Quelle ne fut pas ma surprise lorsque j’ai lu l’interview de l’auteur sur le blog de Chronobook.fr, où il déclare « J’ai vécu quelques années en Nouvelle-Calédonie et suis allé plusieurs fois en Australie (mais à Sydney, pas le bush du Nord Est !). Je n’aurai pas écrit ce livre sans avoir rencontré des cultures du Pacifique et constaté, même deux siècles après les contacts et la christianisation, leur étrangeté. […] Pour le roman, je n’ai pas voulu me documenter. Mes sauvages ne sont pas vrais, (il semble en outre que la tribu en cause ait disparu). J’espère qu’ils sont vraisemblables. »  Un peu limite comme réponse, non ?

D’ailleurs, depuis que j’habite à Melbourne j’ai découvert une chose : la culture des peuples aborigènes qui habitent en Australie n’a rien à voir avec celle des habitants indigènes de la Nouvelle-Calédonie et les Maoris de la Nouvelle-Zélande. Peut-être le saviez-vous, je l’ignorais.:

Mais revenons à nos moutons… En cherchant si les droits de ce roman avaient été vendus en Australie, Penny Hueston de Text Publishing m’a dit qu’elle avait lu le livre et qu’il lui serait impossible de le publier ici sans soulever un tollé de protestations. Elle m’a conseillé de lire le livre de Stephanie Anderson Pelletier, The forgotten castaway of Cape York, 2009 pour connaître la véritable histoire de Narcisse Pelletier parmi les aborigènes de Cape York.

Dans une lettre ouverte aux chercheurs français, elle exprime son irritation :

« La publication de ce livre, sa réception critique et maintenant ce prix [Le Goncourt du premier roman – mai 2012] montrent que les vieux stéréotypes sur les aborigènes d’Australie sont encore bien vivants dans le monde littéraire français ».

En effet, sous couvert de fiction François Garde mêle faits réels (le nom du héros
« Narcisse Pelletier », le bateau sur lequel il travaillait comme mousse « le Saint Paul », son nom aborigène « amglo » ou encore le lieu du naufrage), et fiction

« une fantaisie qui se révèle cumuler les pires des clichés possibles sur les aborigènes tels qu’on pouvait les lire en Europe au 19e siècle », ajoute-t-elle.

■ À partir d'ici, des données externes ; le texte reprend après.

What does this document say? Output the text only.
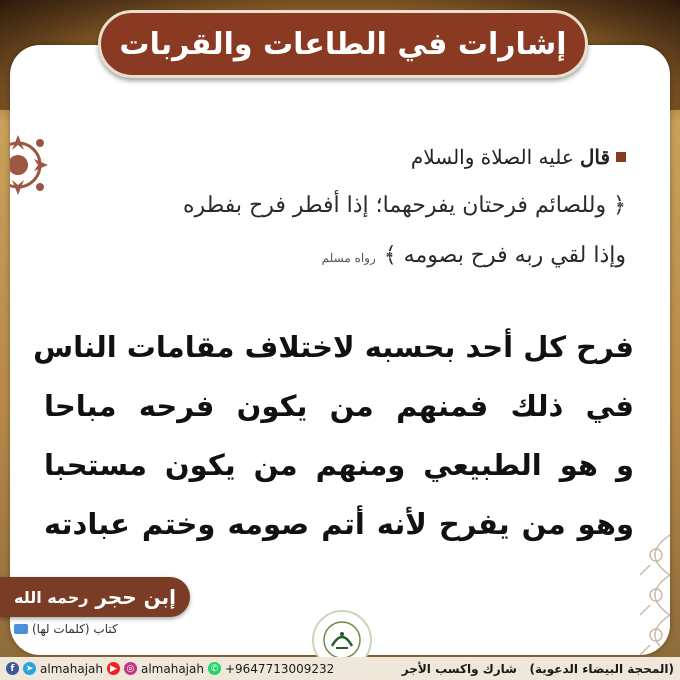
إشارات في الطاعات والقربات
قال
عليه الصلاة والسلام
﴿ وللصائم فرحتان يفرحهما؛ إذا أفطر فرح بفطره
وإذا لقي ربه فرح بصومه ﴾رواه مسلم
فرح كل أحد بحسبه لاختلاف مقامات الناس
في ذلك فمنهم من يكون فرحه مباحا
و هو الطبيعي ومنهم من يكون مستحبا
وهو من يفرح لأنه أتم صومه وختم عبادته
إبن حجر

رحمه الله
كتاب (كلمات لها)
f	➤ almahajah ▶	◎ almahajah ✆ +9647713009232	(المحجة البيضاء الدعوية)   شارك واكسب الأجر
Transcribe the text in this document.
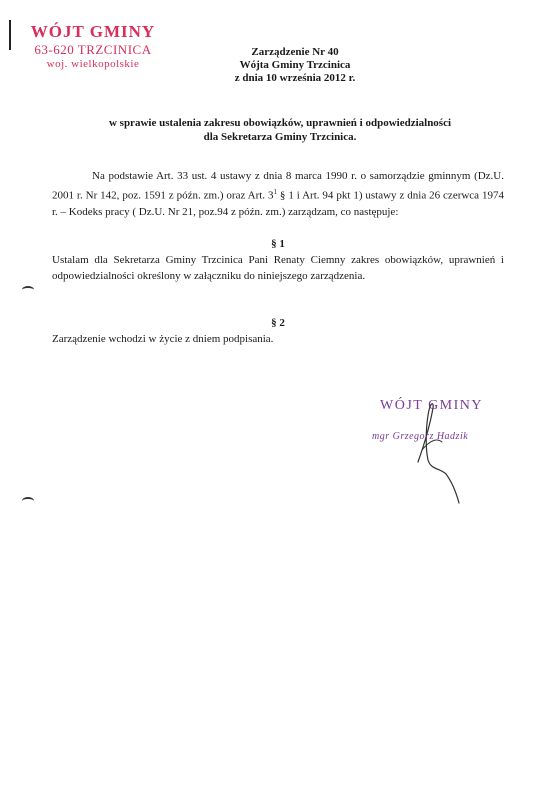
WÓJT GMINY
63-620 TRZCINICA
woj. wielkopolskie
Zarządzenie Nr 40
Wójta Gminy Trzcinica
z dnia 10 września 2012 r.
w sprawie ustalenia zakresu obowiązków, uprawnień i odpowiedzialności
dla Sekretarza Gminy Trzcinica.
Na podstawie Art. 33 ust. 4 ustawy z dnia 8 marca 1990 r. o samorządzie gminnym (Dz.U. 2001 r. Nr 142, poz. 1591 z późn. zm.) oraz Art. $3^1$ § 1 i Art. 94 pkt 1) ustawy z dnia 26 czerwca 1974 r. – Kodeks pracy ( Dz.U. Nr 21, poz.94 z późn. zm.) zarządzam, co następuje:
§ 1
Ustalam dla Sekretarza Gminy Trzcinica Pani Renaty Ciemny zakres obowiązków, uprawnień i odpowiedzialności określony w załączniku do niniejszego zarządzenia.
§ 2
Zarządzenie wchodzi w życie z dniem podpisania.
WÓJT GMINY
mgr Grzegorz Hadzik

Narcisse pelletier fut bel et bien abandonné sur une plage de la côte nord d’Australie (Cape York), adopté par une famille aborigène et intégré à la communauté. Les ressemblances s’arrêtent là.

Voici quelques-unes des erreurs commises par François Garde :

  • La famille aborigène qui a adopté Narcisse appartient à la communauté Uutaalnganu (du groupe linguistique des Sandbeach People). Ce peuple vit (encore aujourd’hui) près de la mer, dans « une région très cultivée et isolée » où ils maniaient l’art de la chasse aux dugongs et aux tortues comme personne, « la viande riche du dugong était toujours partagée en fonction d’un ordre établi ». L’environnement était riche en ressources contrairement à ce que raconte Garde dans son roman.
  • Les pratiques sexuelles que décrit l’auteur sont erronées, « parfois l’un d’eux partait solitaires dans la forêt. Assis sous un arbre, un garçon et une fille se caressaient sans se cacher. » Stephanie Anderson explique que « peu importe la diversité des pratiques sexuelles de par le monde […] on sait bien que le sens d’une certaine pudeur est indubitablement un universel humain. […] et le viol n’était certainement pas toléré et à plus forte raison, n’est pas un spectacle »
  • Le mythe très répandu au 19e siècle qui veut que les aborigènes d’Australie soient laids est également très présent dans ce livre. Là encore, l’auteur s’enfonce dans des idées reçues.
  • Le manque de culture est omniprésent dans le roman, par exemple la communauté abandonne ses morts sans offrir de rite mortuaire alors qu’ils sont en réalités «très complexes».
  • François Garde décrit les « sauvages » tatoués, manque de pot Stephanie Anderson explique que  « le tatouage n’est pas une pratique des aborigènes australiens »…
  • Le manque d’intérêt de la tribu à l’égard de Narcisse nous fait penser que ce sont des êtres « qui manquent de qualités humaines affectives et psychiques les plus élémentaires ». « La première réaction des Uutaalnganu fut de secourir Narcisse pour ensuite l’accepter complètement. Lors des premiers contacts avec les Européens, une croyance répandue parmi les peuples aborigènes d’Australie était que les individus à la peau blanche étaient des ancêtres revenus à la vie. Dans le récit de Merland [dix-sept ans chez les sauvages. Narcisse Pelletier de Constant Merland, 1876], Narcisse Pelletier dit lui-même que c’était la façon dont il était perçu par ses sauveteurs.  La curiosité du monde est caractéristique des êtres humains. Les aborigènes ne sont ni plus ni moins curieux que les autres. »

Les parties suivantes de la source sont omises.